Oracle has added its name to the list companies looking to purchase TikTok, the popular Chinese-owned short video app that the White House has promised to ban unless a US firm acquires it by mid-November, unnamed people familiar with the situation said on Tuesday.
The tech giant, which was co-founded by Larry Ellison, has held preliminary talks with TikTok's Chinese owner, ByteDance, and was seriously considering acquiring the apps US, Canada, Australia and New Zealand operations, it has been reported.
According to the reports, Oracle has been working with an ensemble of US investors, including General Atlantic and Sequoia Capital, that own stakes in ByteDance.
The entry of Oracle into the bidding race has given ByteDance a serious alternative to the one offered by Microsoft, said one unnamed source with direct knowledge of the matter.
Microsoft has been the favourite to purchase TikTok since it announced in August it had begun looking into the acquisition of the app's US, Canada, Australia, and New Zealand businesses.
The US computer company has also considered expanding the purchase beyond those regions, with the Washington-based company expressing particular interest in buying TikTok's operations in Europe and India, where Indian Prime Minister Narendra Modi has banned the app over alleged Chinese state involvement.

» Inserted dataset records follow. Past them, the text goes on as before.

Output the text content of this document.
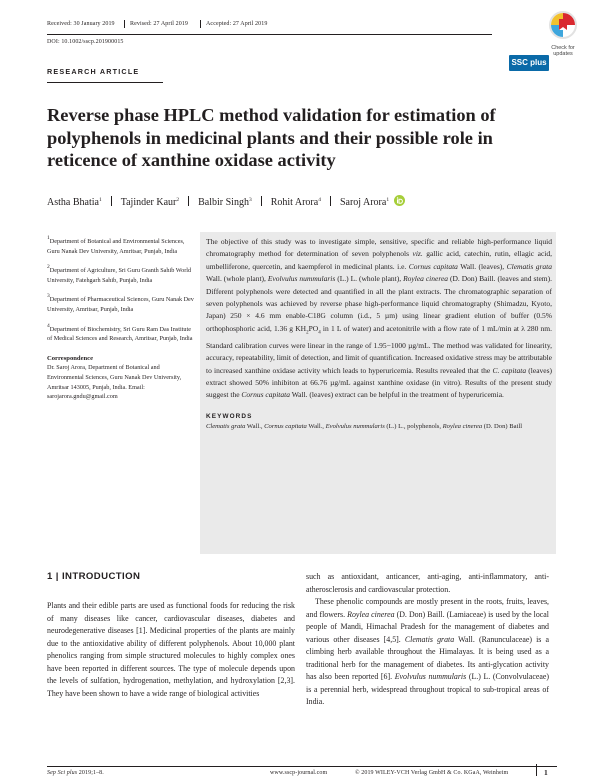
Received: 30 January 2019	Revised: 27 April 2019	Accepted: 27 April 2019
DOI: 10.1002/sscp.201900015
Check for updates
SSC plus
RESEARCH ARTICLE
Reverse phase HPLC method validation for estimation of polyphenols in medicinal plants and their possible role in reticence of xanthine oxidase activity
Astha Bhatia$^1$ Tajinder Kaur$^2$ Balbir Singh$^3$ Rohit Arora$^4$ Saroj Arora$^1$

1Department of Botanical and Environmental Sciences, Guru Nanak Dev University, Amritsar, Punjab, India

2Department of Agriculture, Sri Guru Granth Sahib World University, Fatehgarh Sahib, Punjab, India

3Department of Pharmaceutical Sciences, Guru Nanak Dev University, Amritsar, Punjab, India

4Department of Biochemistry, Sri Guru Ram Das Institute of Medical Sciences and Research, Amritsar, Punjab, India

Correspondence

Dr. Saroj Arora, Department of Botanical and Environmental Sciences, Guru Nanak Dev University, Amritsar 143005, Punjab, India. Email: sarojarora.gndu@gmail.com

The objective of this study was to investigate simple, sensitive, specific and reliable high-performance liquid chromatography method for determination of seven polyphenols viz. gallic acid, catechin, rutin, ellagic acid, umbelliferone, quercetin, and kaempferol in medicinal plants. i.e. Cornus capitata Wall. (leaves), Clematis grata Wall. (whole plant), Evolvulus nummularis (L.) L. (whole plant), Roylea cinerea (D. Don) Baill. (leaves and stem). Different polyphenols were detected and quantified in all the plant extracts. The chromatographic separation of seven polyphenols was achieved by reverse phase high-performance liquid chromatography (Shimadzu, Kyoto, Japan) 250 × 4.6 mm enable-C18G column (i.d., 5 µm) using linear gradient elution of buffer (0.5% orthophosphoric acid, 1.36 g $KH_2PO_4$ in 1 L of water) and acetonitrile with a flow rate of 1 mL/min at λ 280 nm. Standard calibration curves were linear in the range of 1.95−1000 µg/mL. The method was validated for linearity, accuracy, repeatability, limit of detection, and limit of quantification. Increased oxidative stress may be attributable to increased xanthine oxidase activity which leads to hyperuricemia. Results revealed that the C. capitata (leaves) extract showed 50% inhibiton at 66.76 µg/mL against xanthine oxidase (in vitro). Results of the present study suggest the Cornus capitata Wall. (leaves) extract can be helpful in the treatment of hyperuricemia.

KEYWORDS

Clematis grata Wall., Cornus capitata Wall., Evolvulus nummularis (L.) L., polyphenols, Roylea cinerea (D. Don) Baill

1 | INTRODUCTION

Plants and their edible parts are used as functional foods for reducing the risk of many diseases like cancer, cardiovascular diseases, diabetes and neurodegenerative diseases [1]. Medicinal properties of the plants are mainly due to the antioxidative ability of different polyphenols. About 10,000 plant phenolics ranging from simple structured molecules to highly complex ones have been reported in different sources. The type of molecule depends upon the levels of sulfation, hydrogenation, methylation, and hydroxylation [2,3]. They have been shown to have a wide range of biological activities

such as antioxidant, anticancer, anti-aging, anti-inflammatory, anti-atherosclerosis and cardiovascular protection.

These phenolic compounds are mostly present in the roots, fruits, leaves, and flowers. Roylea cinerea (D. Don) Baill. (Lamiaceae) is used by the local people of Mandi, Himachal Pradesh for the management of diabetes and various other diseases [4,5]. Clematis grata Wall. (Ranunculaceae) is a climbing herb available throughout the Himalayas. It is being used as a traditional herb for the management of diabetes. Its anti-glycation activity has also been reported [6]. Evolvulus nummularis (L.) L. (Convolvulaceae) is a perennial herb, widespread throughout tropical to sub-tropical areas of India.

Sep Sci plus 2019;1–8.	www.sscp-journal.com	© 2019 WILEY-VCH Verlag GmbH & Co. KGaA, Weinheim	1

ByteDance, however, opposes selling assets beyond those in the US, Canada, Australia, and New Zealand, said an unnamed source.
The reported purchase attempt follows an order by US President Donald Trump for ByteDance to divest TikTok's US operations within 90 days, following a recommendation from the Committee on Foreign Investment in the US.
The order by the investment vetting body said that there is "credible evidence" that ByteDance was using the short video app TikTok, which had 2 billion downloads worldwide as of 2020, to violate US security.
Trump claims that the company, despite being officially private, is ultimately subject to the Communist Party of China, which uses the application to harvest data from users abroad.
ByteDance and the Chinese government have denied data sharing and claims that the move is instead part of the trade war which Trump initiated upon taking office and not based on any legitimate national security concerns.